XXXII TAGORE FESTIVAL, 2023
Sunday, November 5
PLEASE NOTE THE CHANGE IN DATE AND VENUE
CHANNING MURRAY FOUNDATION
2:00 to 2:30 PM: Cultural Program by Students and Community Members
2:30 PM: TEA BREAK
3:00 PM: Seating begins for The Post Office
3:30 PM: The Post Office: Suman Mukhopadhyay presents Tagore for the 21st Century Stage
INFO ON SUMAN MUKHOPADHYAY’S EVENT(S)
The Festival, observed every year in honor of Rabindranath Tagore (1861-1941)– poet, dramatist, musician, philosopher, and humanist, who became the first non-European to receive the Nobel Prize for literature in 1913 –commemorates the Nobel Laureate’s visit to the UIUC campus in 1912 when he delivered a series lectures at the Channing Murray Chapel. Tagore’s creative genius has been celebrated here over the years with novel presentations of music, art, poetry, prose, and his overall philosophy. The Tagore Festival presents a unique, cross-cultural forum within which the Champaign-Urbana community explores Tagore’s legacy in the global context.
Suman Mukhopadhyay, an award-winning theater- and film director from Kolkata, and George A. Miller visiting artist in Illinois, will present The Post Office, a play by Rabindranath Tagore. Rabindranath Tagore (1861-1941), the first Asian Nobel Laureate in Literature (1913), was a polymath whose original Bengali poems, songs, plays, stories, and novels have been translated into almost every major language of the world. The Champaign-Urbana community and the University have a historic connection with Tagore, as it was in Urbana that Tagore delivered his first public lecture in the US in 1912. Suman Mukhopadhyay has directed Tagore’s work both on stage and on screen.

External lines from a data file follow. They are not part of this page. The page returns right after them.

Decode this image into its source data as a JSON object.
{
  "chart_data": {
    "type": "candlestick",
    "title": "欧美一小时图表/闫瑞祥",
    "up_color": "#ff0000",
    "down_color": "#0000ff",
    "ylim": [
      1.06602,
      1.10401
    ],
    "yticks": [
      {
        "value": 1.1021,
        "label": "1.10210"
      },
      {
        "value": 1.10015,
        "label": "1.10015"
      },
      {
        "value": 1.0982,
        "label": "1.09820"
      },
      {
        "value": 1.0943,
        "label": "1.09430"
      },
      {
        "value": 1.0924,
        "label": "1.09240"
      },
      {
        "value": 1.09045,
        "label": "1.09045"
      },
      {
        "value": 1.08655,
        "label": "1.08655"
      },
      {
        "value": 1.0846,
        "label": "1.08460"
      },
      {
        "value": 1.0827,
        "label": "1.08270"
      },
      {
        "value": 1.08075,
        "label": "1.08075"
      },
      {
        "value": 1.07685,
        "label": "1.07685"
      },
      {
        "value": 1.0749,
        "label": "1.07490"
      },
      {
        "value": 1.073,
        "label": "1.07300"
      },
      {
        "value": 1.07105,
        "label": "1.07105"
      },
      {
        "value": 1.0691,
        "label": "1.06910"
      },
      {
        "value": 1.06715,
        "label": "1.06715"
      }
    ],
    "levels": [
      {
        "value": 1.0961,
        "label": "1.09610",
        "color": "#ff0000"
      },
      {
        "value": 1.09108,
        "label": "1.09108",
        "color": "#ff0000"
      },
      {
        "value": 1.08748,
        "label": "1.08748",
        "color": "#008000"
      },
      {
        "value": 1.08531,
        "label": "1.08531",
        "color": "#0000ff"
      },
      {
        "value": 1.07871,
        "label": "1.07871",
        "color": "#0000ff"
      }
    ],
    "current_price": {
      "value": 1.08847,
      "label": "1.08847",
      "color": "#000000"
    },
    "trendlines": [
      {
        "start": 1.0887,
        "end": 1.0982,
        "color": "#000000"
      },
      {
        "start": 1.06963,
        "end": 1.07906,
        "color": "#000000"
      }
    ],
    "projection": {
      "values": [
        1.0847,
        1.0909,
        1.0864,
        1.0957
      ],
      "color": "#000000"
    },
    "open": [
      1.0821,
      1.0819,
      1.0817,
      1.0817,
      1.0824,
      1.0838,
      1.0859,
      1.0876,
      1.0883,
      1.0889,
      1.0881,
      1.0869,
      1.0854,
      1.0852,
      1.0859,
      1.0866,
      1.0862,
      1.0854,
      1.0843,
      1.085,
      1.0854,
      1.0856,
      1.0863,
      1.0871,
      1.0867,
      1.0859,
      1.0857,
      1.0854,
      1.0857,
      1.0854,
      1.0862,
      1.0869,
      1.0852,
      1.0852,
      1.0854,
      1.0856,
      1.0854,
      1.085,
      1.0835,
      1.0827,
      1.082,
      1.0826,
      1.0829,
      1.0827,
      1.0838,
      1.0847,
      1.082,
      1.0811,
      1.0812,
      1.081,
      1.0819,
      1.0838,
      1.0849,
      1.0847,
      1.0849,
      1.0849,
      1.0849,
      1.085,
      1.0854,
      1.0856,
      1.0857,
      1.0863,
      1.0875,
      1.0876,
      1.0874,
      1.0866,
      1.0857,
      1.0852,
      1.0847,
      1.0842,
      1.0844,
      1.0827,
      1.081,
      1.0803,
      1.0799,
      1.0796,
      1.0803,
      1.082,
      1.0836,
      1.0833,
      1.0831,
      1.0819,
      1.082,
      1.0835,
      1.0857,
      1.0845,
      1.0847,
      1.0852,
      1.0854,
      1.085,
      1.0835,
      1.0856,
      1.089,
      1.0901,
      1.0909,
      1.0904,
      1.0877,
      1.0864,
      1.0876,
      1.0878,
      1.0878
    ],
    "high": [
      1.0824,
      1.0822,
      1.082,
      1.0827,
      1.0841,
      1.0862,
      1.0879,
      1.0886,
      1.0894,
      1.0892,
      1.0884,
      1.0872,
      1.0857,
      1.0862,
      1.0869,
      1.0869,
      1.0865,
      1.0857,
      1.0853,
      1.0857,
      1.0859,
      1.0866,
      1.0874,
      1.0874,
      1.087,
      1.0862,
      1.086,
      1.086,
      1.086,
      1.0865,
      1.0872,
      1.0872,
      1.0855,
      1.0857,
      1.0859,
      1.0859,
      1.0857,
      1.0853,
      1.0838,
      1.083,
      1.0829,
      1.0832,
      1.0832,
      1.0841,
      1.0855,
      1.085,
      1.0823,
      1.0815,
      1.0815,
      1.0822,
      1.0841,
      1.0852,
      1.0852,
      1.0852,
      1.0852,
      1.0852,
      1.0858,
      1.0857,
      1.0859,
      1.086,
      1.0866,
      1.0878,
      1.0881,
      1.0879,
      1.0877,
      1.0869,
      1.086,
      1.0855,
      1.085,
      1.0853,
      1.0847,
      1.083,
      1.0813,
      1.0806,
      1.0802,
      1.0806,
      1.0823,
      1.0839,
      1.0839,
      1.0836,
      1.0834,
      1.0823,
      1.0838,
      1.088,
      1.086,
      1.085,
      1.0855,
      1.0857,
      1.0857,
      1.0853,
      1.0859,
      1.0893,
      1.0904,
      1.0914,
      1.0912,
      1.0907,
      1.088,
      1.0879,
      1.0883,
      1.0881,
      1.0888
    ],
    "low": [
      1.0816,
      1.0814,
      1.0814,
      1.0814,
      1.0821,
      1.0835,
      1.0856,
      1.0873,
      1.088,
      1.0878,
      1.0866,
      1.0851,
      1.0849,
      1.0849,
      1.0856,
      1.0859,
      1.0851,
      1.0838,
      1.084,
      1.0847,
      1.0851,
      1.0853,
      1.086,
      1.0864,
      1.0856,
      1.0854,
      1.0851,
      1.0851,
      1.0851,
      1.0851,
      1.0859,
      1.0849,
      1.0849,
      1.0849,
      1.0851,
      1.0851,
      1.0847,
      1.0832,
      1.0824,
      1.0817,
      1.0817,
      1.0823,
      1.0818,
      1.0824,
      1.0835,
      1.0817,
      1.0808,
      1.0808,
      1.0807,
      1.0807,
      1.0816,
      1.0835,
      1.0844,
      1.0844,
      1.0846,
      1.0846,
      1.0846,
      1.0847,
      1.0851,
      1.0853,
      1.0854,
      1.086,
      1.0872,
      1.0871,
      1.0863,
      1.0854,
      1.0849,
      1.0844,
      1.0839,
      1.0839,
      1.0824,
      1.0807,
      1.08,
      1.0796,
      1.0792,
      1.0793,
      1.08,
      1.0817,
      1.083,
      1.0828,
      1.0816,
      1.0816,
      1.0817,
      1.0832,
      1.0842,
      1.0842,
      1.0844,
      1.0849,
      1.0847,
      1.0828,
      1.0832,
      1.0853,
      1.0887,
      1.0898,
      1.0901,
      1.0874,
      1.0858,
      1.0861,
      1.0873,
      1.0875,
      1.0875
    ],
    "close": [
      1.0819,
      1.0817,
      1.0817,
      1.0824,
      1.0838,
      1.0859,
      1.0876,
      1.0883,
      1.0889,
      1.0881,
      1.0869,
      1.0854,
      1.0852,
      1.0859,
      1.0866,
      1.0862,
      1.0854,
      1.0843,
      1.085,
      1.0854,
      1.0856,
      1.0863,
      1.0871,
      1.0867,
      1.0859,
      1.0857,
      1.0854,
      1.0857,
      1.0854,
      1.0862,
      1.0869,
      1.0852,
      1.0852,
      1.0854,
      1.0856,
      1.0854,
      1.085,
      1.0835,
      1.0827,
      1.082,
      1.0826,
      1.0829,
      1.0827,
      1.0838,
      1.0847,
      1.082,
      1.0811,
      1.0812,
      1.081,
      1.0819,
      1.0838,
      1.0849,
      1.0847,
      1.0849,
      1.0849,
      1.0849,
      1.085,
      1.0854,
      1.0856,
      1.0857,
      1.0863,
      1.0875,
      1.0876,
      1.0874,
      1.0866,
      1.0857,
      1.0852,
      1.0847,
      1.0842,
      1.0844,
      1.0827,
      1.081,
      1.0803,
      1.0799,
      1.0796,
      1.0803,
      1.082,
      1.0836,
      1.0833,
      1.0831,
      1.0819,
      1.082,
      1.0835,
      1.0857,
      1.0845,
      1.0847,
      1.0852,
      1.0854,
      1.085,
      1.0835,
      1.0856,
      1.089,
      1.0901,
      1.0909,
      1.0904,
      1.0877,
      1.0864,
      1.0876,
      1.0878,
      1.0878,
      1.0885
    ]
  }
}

The performance of the play will be based on two texts: Tagore’s original 1912 play The Post Office, and Vivek Narayan’s play Walking to the Sun: A Play on Tagore’s Post Office, which connects Tagore’s play with wartime Poland, where it was performed in translation. Following Narayan’s text, Mukhopadhyay will present a split stage, one area for the Warsaw Ghetto (the representative character is Janusz Korczak, a historical figure) and one for Amal’s home in the Indian village.
Suman Mukhopadhyay’s latest film, Nazarband (2022) will be screened on October 27, Friday, at 7 PM, at Knight Auditorium, Spurlock Museum.